Part3 監視のポイントをどこに置くか「社内ブラックリスト」の作り方(4/7 ページ)

» 2005年02月28日 11時00分 公開
[N+I NETWORK Guide]
監視の対象:電子メール
ネットワーク監視により動きと内容を記録する
佐藤 敦(三菱スペース・ソフトウエア)

フィルタリング方式の限界

 電子メールによる情報漏えいは、電子メールの本文や添付文書に漏えいしてはならない情報があり、それが社外や部門外へ送信されることによって発生する。多くの企業ではすでに、電子メールによる情報漏えいの危険性に気づいており、社外向けの電子メールに特定のキーワードがあるか否かを調べ、キーワードがあった場合には送信をストップさせるフィルタリング装置を導入しているところもある。
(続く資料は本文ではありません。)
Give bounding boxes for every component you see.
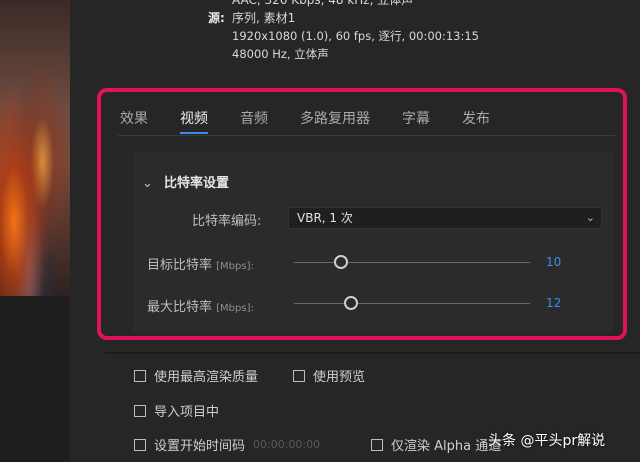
summary-source-label: 源: <box>208 11 225 25</box>
summary-audio-line: AAC, 320 Kbps, 48 kHz, 立体声 <box>232 0 414 7</box>
summary-source-value: 序列, 素材1 <box>232 11 296 25</box>
max-quality-checkbox[interactable] <box>134 369 146 382</box>
import-project-checkbox[interactable] <box>134 404 146 417</box>
use-preview-checkbox[interactable] <box>293 369 305 382</box>
import-project-label: 导入项目中 <box>154 405 220 420</box>
summary-source-row: 源: 序列, 素材1 <box>208 9 479 27</box>
render-alpha-option[interactable]: 仅渲染 Alpha 通道 <box>371 435 501 454</box>
render-alpha-checkbox[interactable] <box>371 438 383 451</box>
video-preview <box>0 0 70 296</box>
render-alpha-label: 仅渲染 Alpha 通道 <box>391 439 502 454</box>
use-preview-option[interactable]: 使用预览 <box>293 366 365 385</box>
use-preview-label: 使用预览 <box>313 370 366 385</box>
export-summary: AAC, 320 Kbps, 48 kHz, 立体声 源: 序列, 素材1 19… <box>208 0 479 63</box>
summary-video-info: 1920x1080 (1.0), 60 fps, 逐行, 00:00:13:15 <box>232 29 479 43</box>
set-start-timecode-label: 设置开始时间码 <box>154 439 246 454</box>
highlight-frame <box>97 88 627 340</box>
max-quality-label: 使用最高渲染质量 <box>154 370 259 385</box>
options-divider <box>105 352 640 354</box>
import-project-option[interactable]: 导入项目中 <box>134 401 219 420</box>
summary-audio-info: 48000 Hz, 立体声 <box>232 47 329 61</box>
set-start-timecode-checkbox[interactable] <box>134 438 146 451</box>
max-quality-option[interactable]: 使用最高渲染质量 <box>134 366 258 385</box>
start-timecode-field[interactable]: 00:00:00:00 <box>253 438 320 451</box>
set-start-timecode-option[interactable]: 设置开始时间码 00:00:00:00 <box>134 435 320 454</box>
preview-background <box>0 296 70 462</box>
watermark: 头条 @平头pr解说 <box>488 433 606 449</box>
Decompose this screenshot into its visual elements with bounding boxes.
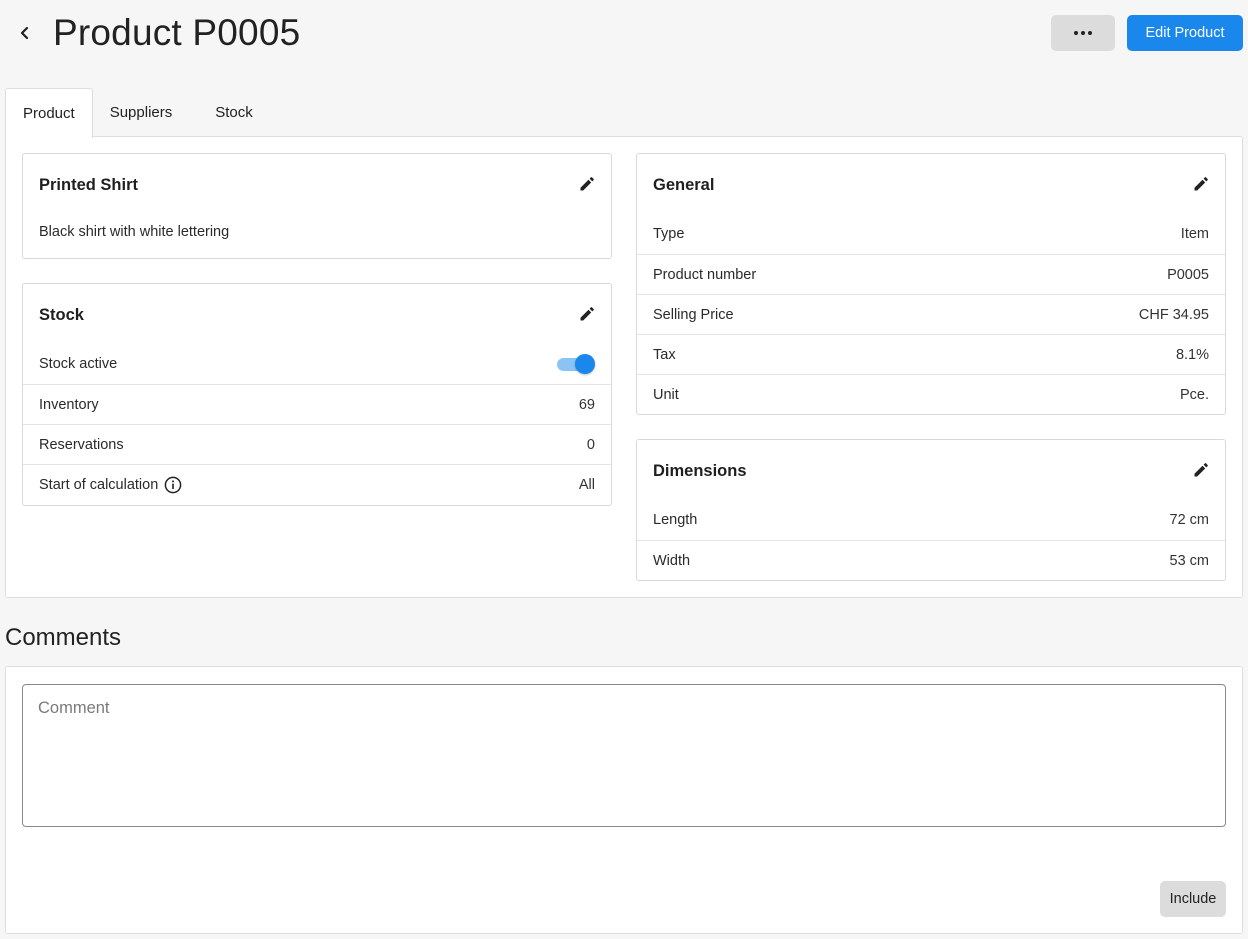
dimensions-card: Dimensions Length 72 cm Width 53 cm (636, 439, 1226, 581)
tab-bar: Product Suppliers Stock (5, 88, 253, 138)
row-value: Pce. (1179, 386, 1209, 403)
tax-row: Tax 8.1% (637, 334, 1225, 374)
width-row: Width 53 cm (637, 540, 1225, 580)
row-value: 0 (586, 436, 595, 453)
back-button[interactable] (12, 20, 38, 46)
row-label: Tax (653, 346, 676, 363)
row-label: Product number (653, 266, 757, 283)
row-label: Stock active (39, 356, 118, 372)
ellipsis-icon (1074, 31, 1078, 35)
chevron-left-icon (20, 26, 29, 40)
tab-stock[interactable]: Stock (194, 88, 253, 137)
row-value: P0005 (1167, 266, 1209, 283)
page-header: Product P0005 Edit Product (0, 0, 1248, 70)
include-comment-button[interactable]: Include (1160, 881, 1226, 917)
product-panel: Printed Shirt Black shirt with white let… (5, 136, 1243, 598)
row-label-wrap: Start of calculation (39, 476, 182, 494)
row-value: All (578, 476, 595, 493)
tab-suppliers[interactable]: Suppliers (93, 88, 195, 137)
row-value: Item (1180, 226, 1209, 242)
ellipsis-icon (1088, 31, 1092, 35)
product-description: Black shirt with white lettering (39, 224, 230, 240)
pencil-icon[interactable] (1191, 460, 1211, 480)
comment-input[interactable] (22, 684, 1226, 827)
pencil-icon[interactable] (577, 174, 597, 194)
row-label: Start of calculation (39, 476, 159, 493)
row-label: Selling Price (653, 306, 734, 323)
reservations-row: Reservations 0 (23, 424, 611, 464)
general-card: General Type Item Product number P0005 S… (636, 153, 1226, 415)
comments-heading: Comments (5, 624, 122, 651)
edit-product-button[interactable]: Edit Product (1127, 15, 1243, 51)
comments-panel: Include (5, 666, 1243, 934)
length-row: Length 72 cm (637, 500, 1225, 540)
page-title: Product P0005 (53, 12, 301, 53)
tab-product[interactable]: Product (5, 88, 93, 138)
more-actions-button[interactable] (1051, 15, 1115, 51)
row-label: Unit (653, 386, 679, 403)
card-title: Dimensions (653, 462, 747, 480)
pencil-icon[interactable] (577, 304, 597, 324)
stock-active-row: Stock active (23, 344, 611, 384)
pencil-icon[interactable] (1191, 174, 1211, 194)
type-row: Type Item (637, 214, 1225, 254)
row-label: Width (653, 552, 691, 569)
info-icon[interactable] (164, 476, 182, 494)
ellipsis-icon (1081, 31, 1085, 35)
row-label: Reservations (39, 436, 124, 453)
product-number-row: Product number P0005 (637, 254, 1225, 294)
toggle-thumb (575, 354, 595, 374)
row-value: CHF 34.95 (1138, 306, 1209, 323)
row-value: 69 (578, 396, 595, 413)
selling-price-row: Selling Price CHF 34.95 (637, 294, 1225, 334)
inventory-row: Inventory 69 (23, 384, 611, 424)
card-title: General (653, 176, 715, 194)
row-label: Length (653, 512, 698, 528)
row-value: 53 cm (1169, 552, 1210, 569)
row-value: 8.1% (1175, 346, 1209, 363)
row-label: Type (653, 226, 685, 242)
unit-row: Unit Pce. (637, 374, 1225, 414)
description-card: Printed Shirt Black shirt with white let… (22, 153, 612, 259)
row-value: 72 cm (1169, 512, 1210, 528)
row-label: Inventory (39, 396, 99, 413)
card-title: Stock (39, 306, 84, 324)
start-of-calculation-row: Start of calculation All (23, 464, 611, 504)
card-title: Printed Shirt (39, 176, 139, 194)
stock-card: Stock Stock active Inventory 69 Reservat… (22, 283, 612, 506)
stock-active-toggle[interactable] (557, 354, 595, 374)
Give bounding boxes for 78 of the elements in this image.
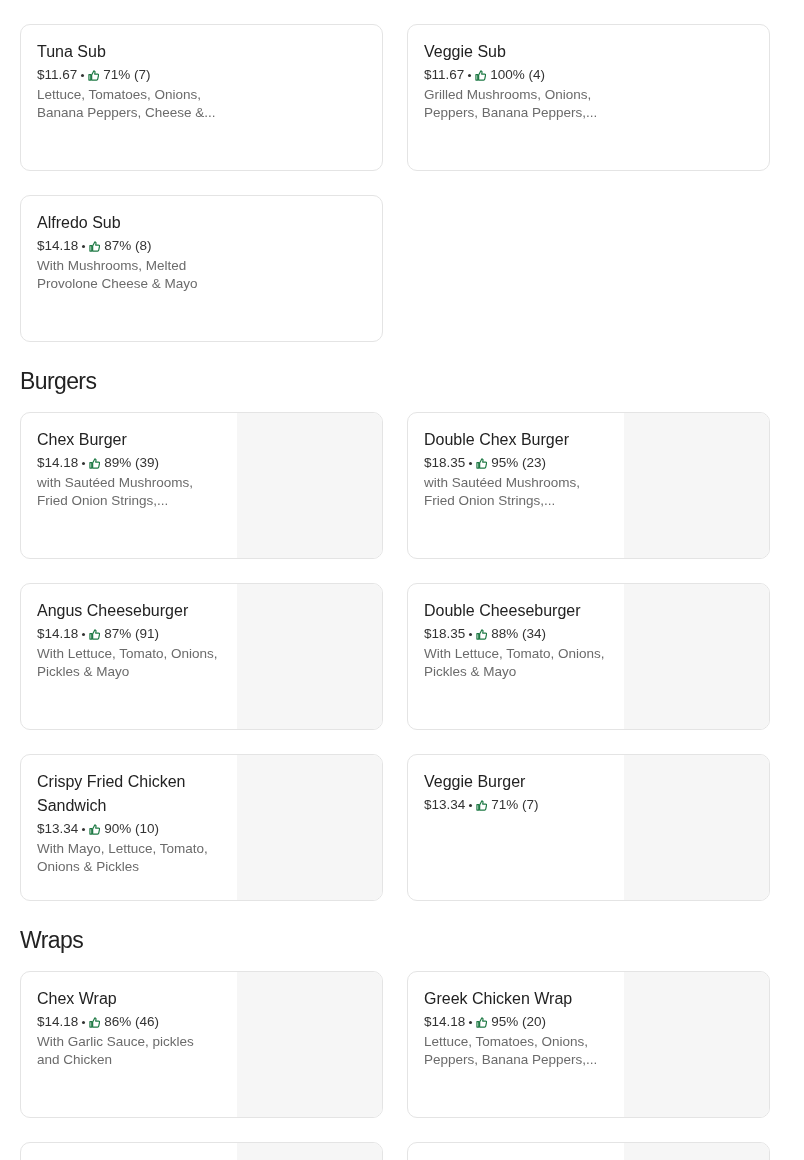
separator-dot (82, 827, 86, 831)
item-rating: 87% (8) (104, 237, 152, 255)
item-price: $14.18 (37, 1013, 79, 1031)
item-name: Alfredo Sub (37, 213, 122, 233)
thumbs-up-icon (476, 799, 488, 811)
item-rating: 86% (46) (104, 1013, 160, 1031)
separator-dot (81, 73, 85, 77)
separator-dot (468, 73, 472, 77)
menu-item-card[interactable]: Crispy Fried Chicken Sandwich $13.34 90% (10) With Mayo, Lettuce, Tomato, Onions & Pickles (20, 754, 383, 901)
item-name: Chex Wrap (37, 989, 118, 1009)
item-description: With Lettuce, Tomato, Onions, Pickles & Mayo (424, 645, 605, 681)
item-rating: 90% (10) (104, 820, 160, 838)
thumbs-up-icon (88, 69, 100, 81)
item-price: $18.35 (424, 454, 466, 472)
item-name: Veggie Sub (424, 42, 507, 62)
separator-dot (82, 1020, 86, 1024)
item-name: Angus Cheeseburger (37, 601, 190, 621)
menu-item-card[interactable]: Double Chex Burger $18.35 95% (23) with Sautéed Mushrooms, Fried Onion Strings,... (407, 412, 770, 559)
item-price: $13.34 (424, 796, 466, 814)
separator-dot (469, 1020, 473, 1024)
item-rating: 95% (20) (491, 1013, 547, 1031)
item-name: Crispy Fried Chicken Sandwich (37, 772, 187, 816)
item-name: Tuna Sub (37, 42, 107, 62)
item-name: Greek Chicken Wrap (424, 989, 574, 1009)
thumbs-up-icon (89, 1016, 101, 1028)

 ただし、キーワードに漏れがあると送信できてしまうので、キーワードのメンテナンスは非常に重要な作業となり、システム管理者に重い負担をかけることになる。その一方、どれだけひんぱんにメンテナンスを行っても、キーワードを完ぺきに設定することはおそらくできない。したがって、このような装置を導入したとしても、電子メールによる情報漏えいが起こる危険が残ってしまうのだ。情報漏えい対策は、このことを前提に考える必要がある。この考え方は、ほかのすべてのサービスに共通していえることである。

事故の原因をトレースする必要性

 では、より徹底した対策を講じるにはどうすればよいか。それは、「ネットワーク」の項で触れたネットワーク監視を行うことだ。ネットワーク監視とは、ネットワーク上を流れるパケットをすべて記録しておき、記録したパケットから流れていたアプリケーションデータを再構成し、いつ、誰が、どこからどこへ、何を送った(受け取った)のかを管理するものだ。

 昨今急増している個人情報漏えい事件に見られる損失額は、企業の存続問題に発展するほど莫大である。しかし、その半分は、事故の発生原因を特定できなかったり、特定に時間がかかったりしたことによる社会的信用の失墜にあるといわれている。逆をいえば、事故が起きても迅速に対応できれば、社会的な信用の失墜を免れ、損失額を半分にすることができる。迅速に対応したことで、逆に信用を得た例もある。ネットワーク監視ができていれば、万一、情報が漏えいしても、それが事実であったのか、どういう情報を、誰が、どのようにして漏えいしたのかが調査可能である。

 また、ネットワーク監視によって、これまで気づいていなかった情報セキュリティ上の問題点が発見できる可能性や、ネットワーク監視の実施を告知した場合の情報漏えいへの抑止効果など、高い情報セキュリティマネジメント上の効果が期待できる。つまり、電子メールで最初に行うべきセキュリティ対策は、ネットワーク監視を行うことなのだ。

すべてのメールを記録し保管する

 電子メールの監視では、電子メールが送信された、あるいはされなかった事実が過去に遡って正しくわかるよう、いつ、どこの電子メールアドレスから、どの電子メールアドレスへ、どんな内容が送られたのかがわかるようにしておかなければならない。

 ここで重要なことは、添付文書を含む電子メール全体が記録されている必要があるということである。最初に書いたとおり、情報は普通、電子メールの本文や添付文書に含まれているので、どの電子メールが情報漏えいの媒体となったかを調査するには、宛先や件名(subject)だけでは十分ではないからだ。つまり、電子メールの監視は、すべての電子メールを保管しておくことから始まるといえる。

 情報漏えいの事実を過去に遡って確認するには、電子メールの長期にわたる保管が必要となる。しかし、すべての電子メールを長期間メールサーバに保管しておくには、システムを拡張しなければ難しい。一般に、稼働中のシステムに手を加えることは危険を伴う。電子メールは、企業活動の生命線でもあるので、システム拡張は慎重に考える必要がある。

 また、電子メールは今後、事件の証拠として警察などから提出を求められることが出てくるだろう。電子メールが蓄積されている場所がメールサーバであった場合、メールサーバを差し押さえられてしまう可能性もあり、企業活動に深刻な影響をもたらすことが考えられる。

 これに対して、ネットワーク監視であれば、既存システムに影響を与えることなく行え、警察による差し押さえがあってもメールサーバは残るので、業務は継続できる。電子メールの監視は、ネットワーク監視による方法を推奨する。

監視のPoint

1.電子メールの本文や添付文書に機密情報が記載され、情報が漏えいする。
2.フィルタリングによる漏えい対策は、完ぺきを期すことができない。
3.ネットワーク上を流れるパケットを記録するネットワーク監視が効果的。